Persily: “The Paradox of Political Problem Perception (or if you will, Persily’s Paradox)” (Balkinization Symposium on Election Meltdown)

Nate Persily:

One of the central concerns animating Rick Hasen’s excellent book, Election Meltdown, is Americans’ decreasing confidence in the electoral system.  Genuine worries about voter suppression and voting machine insecurity, as well as manufactured anxieties due to disinformation, lead citizens to question the fairness of the system and the legitimacy of election results.  As scholars of comparative politics are quick to recount, trust in the mechanics of democracy becomes very difficult to regain once it is lost. The 2020 election, therefore, represents a turning point for the United States: Will supporters of the losing candidate question the validity of the election and the legitimacy of the winner?

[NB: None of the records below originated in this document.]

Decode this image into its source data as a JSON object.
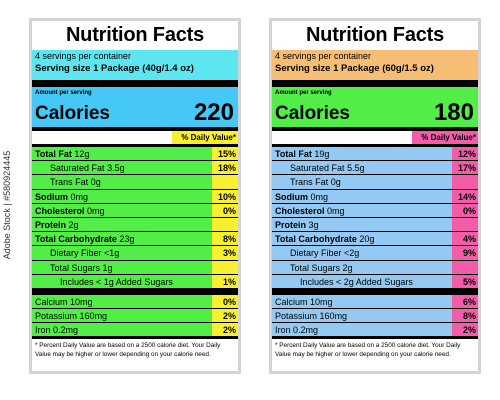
{
  "watermark": "Adobe Stock | #580924445",
  "labels": [
    {
      "title": "Nutrition Facts",
      "servings_per_container": "4 servings per container",
      "serving_size": "Serving size 1 Package (40g/1.4 oz)",
      "amount_per_serving": "Amount per serving",
      "calories_label": "Calories",
      "calories_value": "220",
      "dv_header": "% Daily Value*",
      "colors": {
        "serving_bg": "#5ee6f0",
        "calories_bg": "#45c8f5",
        "rows_bg": "#52ed46",
        "dv_bg": "#f7f02e"
      },
      "nutrients": [
        {
          "name": "Total Fat",
          "amount": "12g",
          "dv": "15%",
          "bold": true,
          "indent": 0
        },
        {
          "name": "Saturated Fat",
          "amount": "3.5g",
          "dv": "18%",
          "bold": false,
          "indent": 1
        },
        {
          "name": "Trans Fat",
          "amount": "0g",
          "dv": "",
          "bold": false,
          "indent": 1
        },
        {
          "name": "Sodium",
          "amount": "0mg",
          "dv": "10%",
          "bold": true,
          "indent": 0
        },
        {
          "name": "Cholesterol",
          "amount": "0mg",
          "dv": "0%",
          "bold": true,
          "indent": 0
        },
        {
          "name": "Protein",
          "amount": "2g",
          "dv": "",
          "bold": true,
          "indent": 0
        },
        {
          "name": "Total Carbohydrate",
          "amount": "23g",
          "dv": "8%",
          "bold": true,
          "indent": 0
        },
        {
          "name": "Dietary Fiber",
          "amount": "<1g",
          "dv": "3%",
          "bold": false,
          "indent": 1
        },
        {
          "name": "Total Sugars",
          "amount": "1g",
          "dv": "",
          "bold": false,
          "indent": 1
        },
        {
          "name": "Includes < 1g Added Sugars",
          "amount": "",
          "dv": "1%",
          "bold": false,
          "indent": 2
        }
      ],
      "minerals": [
        {
          "name": "Calcium",
          "amount": "10mg",
          "dv": "0%"
        },
        {
          "name": "Potassium",
          "amount": "160mg",
          "dv": "2%"
        },
        {
          "name": "Iron",
          "amount": "0.2mg",
          "dv": "2%"
        }
      ],
      "footnote": "* Percent Daily Value are based on a 2500 calorie diet. Your Daily Value may be higher or lower depending on your calorie need."
    },
    {
      "title": "Nutrition Facts",
      "servings_per_container": "4 servings per container",
      "serving_size": "Serving size 1 Package (60g/1.5 oz)",
      "amount_per_serving": "Amount per serving",
      "calories_label": "Calories",
      "calories_value": "180",
      "dv_header": "% Daily Value*",
      "colors": {
        "serving_bg": "#f5be74",
        "calories_bg": "#52ed46",
        "rows_bg": "#93c9f2",
        "dv_bg": "#f25ca8"
      },
      "nutrients": [
        {
          "name": "Total Fat",
          "amount": "19g",
          "dv": "12%",
          "bold": true,
          "indent": 0
        },
        {
          "name": "Saturated Fat",
          "amount": "5.5g",
          "dv": "17%",
          "bold": false,
          "indent": 1
        },
        {
          "name": "Trans Fat",
          "amount": "0g",
          "dv": "",
          "bold": false,
          "indent": 1
        },
        {
          "name": "Sodium",
          "amount": "0mg",
          "dv": "14%",
          "bold": true,
          "indent": 0
        },
        {
          "name": "Cholesterol",
          "amount": "0mg",
          "dv": "0%",
          "bold": true,
          "indent": 0
        },
        {
          "name": "Protein",
          "amount": "3g",
          "dv": "",
          "bold": true,
          "indent": 0
        },
        {
          "name": "Total Carbohydrate",
          "amount": "20g",
          "dv": "4%",
          "bold": true,
          "indent": 0
        },
        {
          "name": "Dietary Fiber",
          "amount": "<2g",
          "dv": "9%",
          "bold": false,
          "indent": 1
        },
        {
          "name": "Total Sugars",
          "amount": "2g",
          "dv": "",
          "bold": false,
          "indent": 1
        },
        {
          "name": "Includes < 2g Added Sugars",
          "amount": "",
          "dv": "5%",
          "bold": false,
          "indent": 2
        }
      ],
      "minerals": [
        {
          "name": "Calcium",
          "amount": "10mg",
          "dv": "6%"
        },
        {
          "name": "Potassium",
          "amount": "160mg",
          "dv": "8%"
        },
        {
          "name": "Iron",
          "amount": "0.2mg",
          "dv": "2%"
        }
      ],
      "footnote": "* Percent Daily Value are based on a 2500 calorie diet. Your Daily Value may be higher or lower depending on your calorie need."
    }
  ]
}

I should admit that I have frequently criticized a focus on confidence and perceptions in the context of the law of democracy.   In the campaign finance context, I have worried about the Supreme Court’s emphasis on the appearance of corruption as a justification for regulation of contributions or expenditures.  In the context of voter identification, coauthors and I sounded an alarm that perceptions of fraud may have been disconnected from the reality of what was happening in polling places. And in the context of race-based redistricting, wherein majority-minority districts were alleged to create “expressive harms” through racial stereotyping, coauthors and I suggested the evidence did not back up such assessments.

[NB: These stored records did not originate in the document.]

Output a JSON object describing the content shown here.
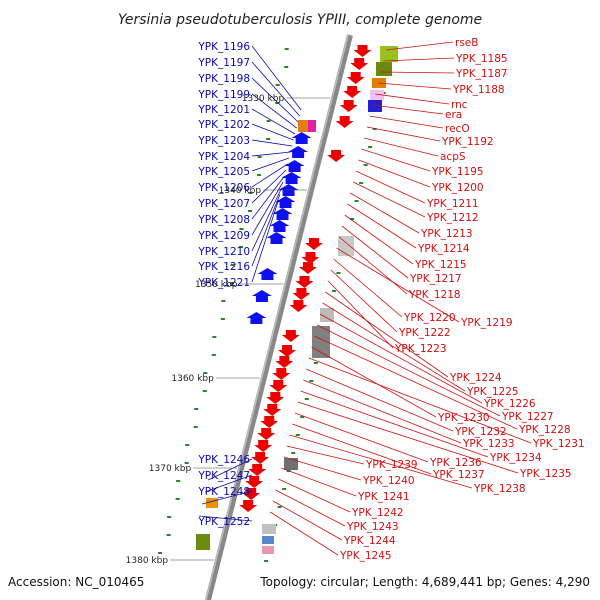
{
  "title": "Yersinia pseudotuberculosis YPIII, complete genome",
  "footer": {
    "accession": "Accession: NC_010465",
    "topology": "Topology: circular; Length: 4,689,441 bp; Genes: 4,290"
  },
  "colors": {
    "plus_strand": "#ee0000",
    "minus_strand": "#1010ee",
    "plus_label": "#cc1111",
    "minus_label": "#0a0aa6",
    "axis": "#888888",
    "tick": "#228822"
  },
  "kbp_marks": [
    "1330 kbp",
    "1340 kbp",
    "1350 kbp",
    "1360 kbp",
    "1370 kbp",
    "1380 kbp"
  ],
  "minus_labels": [
    "YPK_1196",
    "YPK_1197",
    "YPK_1198",
    "YPK_1199",
    "YPK_1201",
    "YPK_1202",
    "YPK_1203",
    "YPK_1204",
    "YPK_1205",
    "YPK_1206",
    "YPK_1207",
    "YPK_1208",
    "YPK_1209",
    "YPK_1210",
    "YPK_1216",
    "YPK_1221",
    "YPK_1246",
    "YPK_1247",
    "YPK_1248",
    "YPK_1252"
  ],
  "plus_labels": [
    "rseB",
    "YPK_1185",
    "YPK_1187",
    "YPK_1188",
    "rnc",
    "era",
    "recO",
    "YPK_1192",
    "acpS",
    "YPK_1195",
    "YPK_1200",
    "YPK_1211",
    "YPK_1212",
    "YPK_1213",
    "YPK_1214",
    "YPK_1215",
    "YPK_1217",
    "YPK_1218",
    "YPK_1219",
    "YPK_1220",
    "YPK_1222",
    "YPK_1223",
    "YPK_1224",
    "YPK_1225",
    "YPK_1226",
    "YPK_1227",
    "YPK_1228",
    "YPK_1230",
    "YPK_1231",
    "YPK_1232",
    "YPK_1233",
    "YPK_1234",
    "YPK_1235",
    "YPK_1236",
    "YPK_1237",
    "YPK_1238",
    "YPK_1239",
    "YPK_1240",
    "YPK_1241",
    "YPK_1242",
    "YPK_1243",
    "YPK_1244",
    "YPK_1245"
  ]
}
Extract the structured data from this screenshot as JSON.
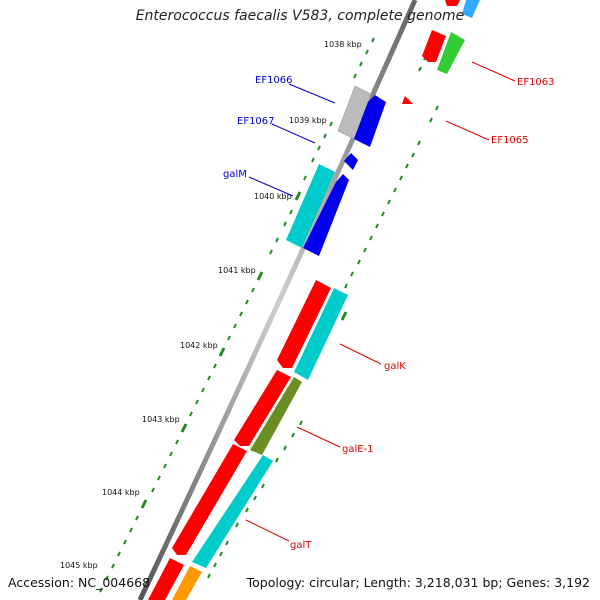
{
  "title": "Enterococcus faecalis V583, complete genome",
  "accession": "Accession: NC_004668",
  "topology": "Topology: circular; Length: 3,218,031 bp; Genes: 3,192",
  "kbp_labels": [
    "1038 kbp",
    "1039 kbp",
    "1040 kbp",
    "1041 kbp",
    "1042 kbp",
    "1043 kbp",
    "1044 kbp",
    "1045 kbp"
  ],
  "gene_labels": {
    "ef1066": "EF1066",
    "ef1067": "EF1067",
    "galm": "galM",
    "ef1063": "EF1063",
    "ef1065": "EF1065",
    "galk": "galK",
    "gale1": "galE-1",
    "galt": "galT"
  },
  "colors": {
    "forward_label": "#0000cc",
    "reverse_label": "#dd0000",
    "red": "#ff0000",
    "blue": "#0000ee",
    "cyan": "#00cccc",
    "olive": "#6b8e23",
    "green": "#33cc33",
    "grey": "#bbbbbb",
    "orange": "#ff9900",
    "backbone": "#777777",
    "ticks": "#228b22"
  }
}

Times have changed.  We now live in an era where perceptions of electoral dysfunction are at least as important, if not more so, than the reality. Those perceptions might be shaped by real or exaggerated reports of what is happening on the ground.  Or they might be caused by broad-based public cynicism fed by polarized coverage of a particular election-relevant phenomenon. 

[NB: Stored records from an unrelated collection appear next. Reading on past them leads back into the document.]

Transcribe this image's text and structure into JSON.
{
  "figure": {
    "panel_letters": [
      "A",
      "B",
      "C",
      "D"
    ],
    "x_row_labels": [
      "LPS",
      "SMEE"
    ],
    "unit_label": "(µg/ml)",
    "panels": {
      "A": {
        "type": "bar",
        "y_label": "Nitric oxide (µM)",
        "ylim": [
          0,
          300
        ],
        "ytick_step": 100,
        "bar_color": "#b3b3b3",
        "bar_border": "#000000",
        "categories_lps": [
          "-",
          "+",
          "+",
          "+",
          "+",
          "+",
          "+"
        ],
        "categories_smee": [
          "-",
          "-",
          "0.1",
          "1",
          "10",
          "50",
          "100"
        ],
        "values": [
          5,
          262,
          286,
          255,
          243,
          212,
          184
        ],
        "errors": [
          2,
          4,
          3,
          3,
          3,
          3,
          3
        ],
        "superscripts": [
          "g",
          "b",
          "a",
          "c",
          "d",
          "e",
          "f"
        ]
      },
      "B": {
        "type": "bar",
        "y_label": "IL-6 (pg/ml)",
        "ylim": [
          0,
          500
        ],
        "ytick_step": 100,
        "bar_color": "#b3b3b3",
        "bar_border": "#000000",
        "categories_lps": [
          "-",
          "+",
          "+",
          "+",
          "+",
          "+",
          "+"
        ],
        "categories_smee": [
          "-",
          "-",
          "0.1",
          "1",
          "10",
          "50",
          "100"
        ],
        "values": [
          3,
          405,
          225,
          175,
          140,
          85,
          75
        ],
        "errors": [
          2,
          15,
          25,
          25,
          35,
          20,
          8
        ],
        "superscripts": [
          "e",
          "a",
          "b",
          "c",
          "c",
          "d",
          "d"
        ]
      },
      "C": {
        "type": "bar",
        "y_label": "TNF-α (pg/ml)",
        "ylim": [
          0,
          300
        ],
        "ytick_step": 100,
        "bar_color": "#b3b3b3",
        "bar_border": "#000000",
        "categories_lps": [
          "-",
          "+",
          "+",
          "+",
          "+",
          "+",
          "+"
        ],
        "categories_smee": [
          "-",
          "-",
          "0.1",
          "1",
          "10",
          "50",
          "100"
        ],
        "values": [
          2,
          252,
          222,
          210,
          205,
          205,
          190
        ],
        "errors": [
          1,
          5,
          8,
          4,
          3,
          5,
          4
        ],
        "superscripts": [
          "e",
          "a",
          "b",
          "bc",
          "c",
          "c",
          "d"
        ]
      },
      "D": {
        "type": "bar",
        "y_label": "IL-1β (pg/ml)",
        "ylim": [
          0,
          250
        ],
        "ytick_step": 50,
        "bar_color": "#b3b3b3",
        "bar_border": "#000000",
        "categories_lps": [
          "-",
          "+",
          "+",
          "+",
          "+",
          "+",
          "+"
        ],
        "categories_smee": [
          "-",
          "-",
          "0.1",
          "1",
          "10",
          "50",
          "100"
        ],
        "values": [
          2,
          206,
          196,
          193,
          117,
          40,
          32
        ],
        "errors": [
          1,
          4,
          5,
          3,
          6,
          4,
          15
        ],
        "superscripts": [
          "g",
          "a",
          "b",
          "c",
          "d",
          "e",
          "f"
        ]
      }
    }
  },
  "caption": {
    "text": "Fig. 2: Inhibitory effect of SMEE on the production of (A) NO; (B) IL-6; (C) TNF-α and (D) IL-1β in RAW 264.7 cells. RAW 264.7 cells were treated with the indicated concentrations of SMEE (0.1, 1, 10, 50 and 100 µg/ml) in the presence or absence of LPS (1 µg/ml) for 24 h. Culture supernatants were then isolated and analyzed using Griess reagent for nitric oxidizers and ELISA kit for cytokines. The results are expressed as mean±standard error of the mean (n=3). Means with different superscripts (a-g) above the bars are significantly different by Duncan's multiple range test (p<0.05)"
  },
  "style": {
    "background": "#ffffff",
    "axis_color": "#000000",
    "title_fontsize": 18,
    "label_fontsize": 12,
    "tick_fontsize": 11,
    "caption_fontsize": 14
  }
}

Even worse, there are also a set of problems concerning the functioning of elections, which, when you draw attention to them, you make them worse.  Analysts and critics of the system are therefore placed in a bind: Keep silent about the problem and hope your concerns are not as significant as they appear or identify the problem and be responsible for the foreseeable, if unintended, consequences when you amplify their significance.  Call this the paradox of political problem perception.